La baita brucia

All’inizio di febbraio il sindaco Lino Oldrini morì improvvisamente. Mentre Furia e i soci erano al cimitero di Giubiano per i funerali, il 4 febbraio 1964, videro un incendio sulla vetta. Partirono immediatamente, muniti di coperte, ma quando domarono le fiamme la baita era distrutta.

Due giorni dopo Camilla Zanzi, direttrice del Parco convocava tutti i soci a mobilitarsi per la pulizia antincendio del bosco nell’area del Parco Riserva Integrale “Leopoldo e Maria Zambeletti”.
Al sindaco Oldrini succedette Mario Ossola, medico tisiologo e assessore comunale delle finanze, poco incline all’azione di Furia. Fu in carica fino al 1977.

Domenica 8 marzo 1964, ore 15-17, colloquio con il notaio Zanzi per sollecitare la stesura definitiva ed urgente (è più di un anno che deve essere fatta!) dell’atto di donazione Zambeletti.
Per diverse sere la casa del notaio fu sotto assedio e finalmente il 24 aprile Furia si recò in Comune per la firma dell’atto di donazione dell’area per la costruzione dell’osservatorio e del Parco Riserva Integrale. Intanto apprendeva che il comune di Luvinate aveva diffidato il comune di Varese a continuare i lavori di costruzione dell’osservatorio in quanto esso rientrava nei suoi confini e non era stata richiesta l’autorizzazione! La patata bollente fu scaricata su Furia, che però si ricordò che l’autorizzazione era già stata richiesta e concessa nel 1961.

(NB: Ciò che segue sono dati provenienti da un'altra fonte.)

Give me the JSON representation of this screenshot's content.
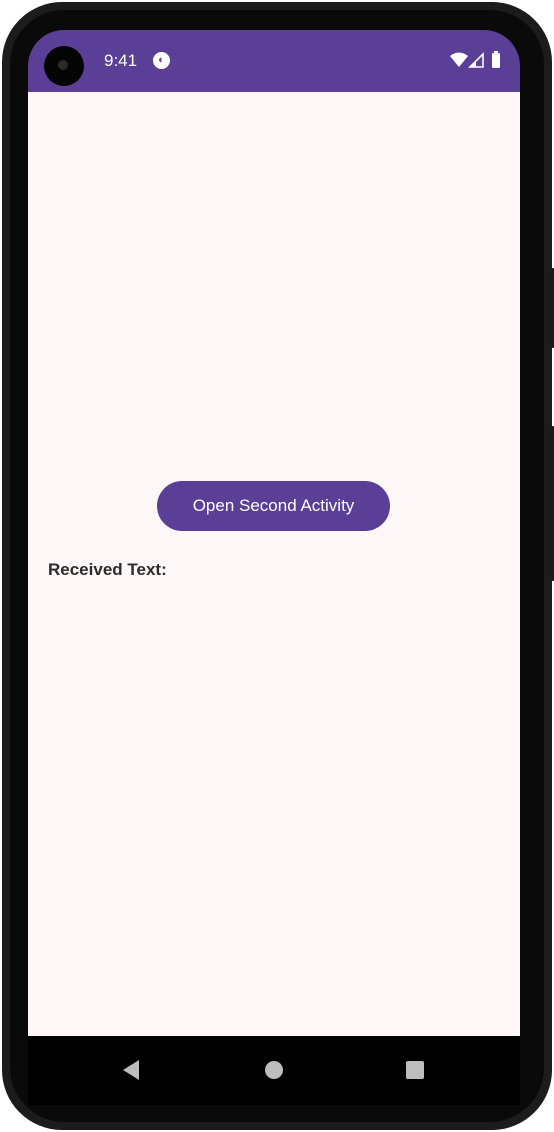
{
  "status_bar": {
    "time": "9:41",
    "color": "#5b3f97",
    "icons": [
      "camera-icon",
      "notification-icon",
      "wifi-icon",
      "signal-icon",
      "battery-icon"
    ]
  },
  "main": {
    "button_label": "Open Second Activity",
    "received_label": "Received Text:",
    "background": "#fdf7f7",
    "accent": "#5b3f97"
  },
  "nav_bar": {
    "buttons": [
      "back-icon",
      "home-icon",
      "recents-icon"
    ]
  }
}
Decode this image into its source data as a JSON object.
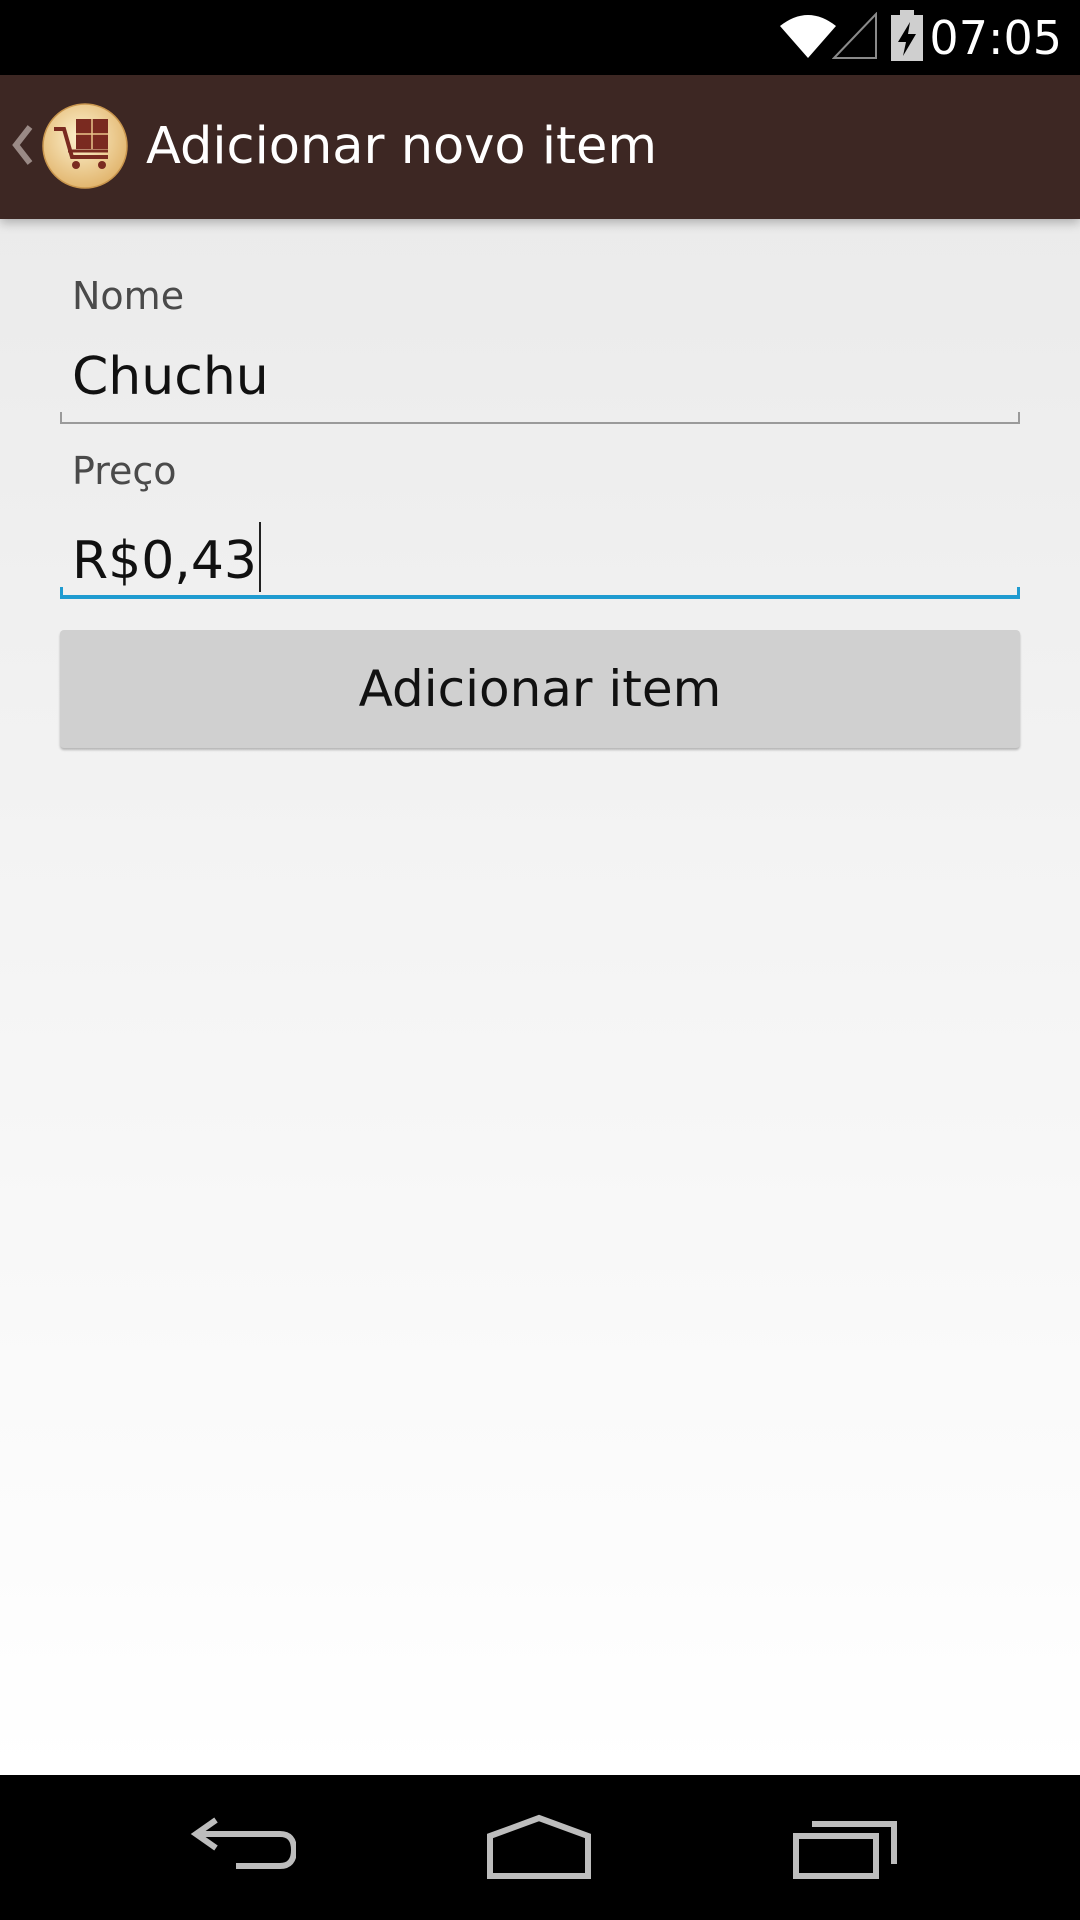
{
  "status_bar": {
    "time": "07:05",
    "icons": [
      "wifi-icon",
      "signal-icon",
      "battery-charging-icon"
    ]
  },
  "action_bar": {
    "title": "Adicionar novo item",
    "icons": [
      "back-caret-icon",
      "shopping-cart-calculator-icon"
    ],
    "color": "#3d2723"
  },
  "form": {
    "nome_label": "Nome",
    "nome_value": "Chuchu",
    "preco_label": "Preço",
    "preco_value": "R$0,43",
    "add_button_label": "Adicionar item",
    "focus_color": "#1f9bd0"
  },
  "nav_bar": {
    "icons": [
      "back-icon",
      "home-icon",
      "recents-icon"
    ]
  }
}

Domenica 15 marzo 1964 visita del sig. Vita.

Chang Sai Vita

Domenica 12 aprile 1964, dalle 9 alle 19, pulizia del bosco e grande falò di ramaglie e rovi. Si continuò così per tutta la primavera.

Nel 1964, nel reparto TBC dell’ospedale di Varese diagnosticarono a Furia una metastasi ghiandolare. Fu ricoverato in una casa di cura a Loano e vi trascorse un mese e mezzo, lavorando al volume per la signora Sofia Zambeletti. Il vecchio medico della casa di cura, dopo una lunga visita, concluse che la diagnosi era errata e che si trattava di un problema artrosico – traumatico. Consigliò a Furia di mangiare molto e prendere un po’ di peso.

I lavori edili ripresero in maggio, quando gli operai disarmarono la parte bassa dell’osservatorio. Da tempo gli associati salivano per lavori di pulizia del bosco, i primi trapianti di flora, e per coadiuvare gli operai nel trasporto dei materiali e nella rimozione di macerie. La presenza dei volontari ebbe un effetto positivo sugli operai, che presero a cuore il lavoro di costruzione.
Per prevenire vandalismi o furti, ogni notte Furia pernottava nell’edificio, senza porte e finestre, in compagnia del suo grosso cane lupo Altair e, a turno, di qualche associato associati. Durante la sua prima salita, in motocicletta, Enrico Malnati allestì un telaio di listelli e tela di sacco per chiudere la finestra della stanzetta n.4 dove passavano la notte.

Che c’è lassù ?

Era il tardo pomeriggio del 28 maggio 1964, festa del Corpus Domini. Furia stava bruciando legna vicino al cantiere quando vide giungere dalla mulattiera una signora affannata; era ben vestita e indossava scarpe coi tacchi. Era la nuora di Giovanni Andrissi, e annunciava che l’astronomo desiderava vedere l’osservatorio, ma era malato e si era fermato al piazzale più in basso. Non aveva le forze per percorrere l’impervia mulattiera. Scesero subito incontro a lui, e Furia lo trovò molto sciupato in volto.

Andrissi chiese: Che c’è  lassù? Furia rispose: La specola, la prima parte della cittadella. Andrissi si illuminò di un debole sorriso, scosse la testa e salutò: Ce l’ha fatta! Sono contento, è il primo grande osservatorio popolare d’Italia. Tre giorni dopo Zagar telefonò per comunicare la morte del collega. Furia scese a Milano con Lucio Bossi per il funerale.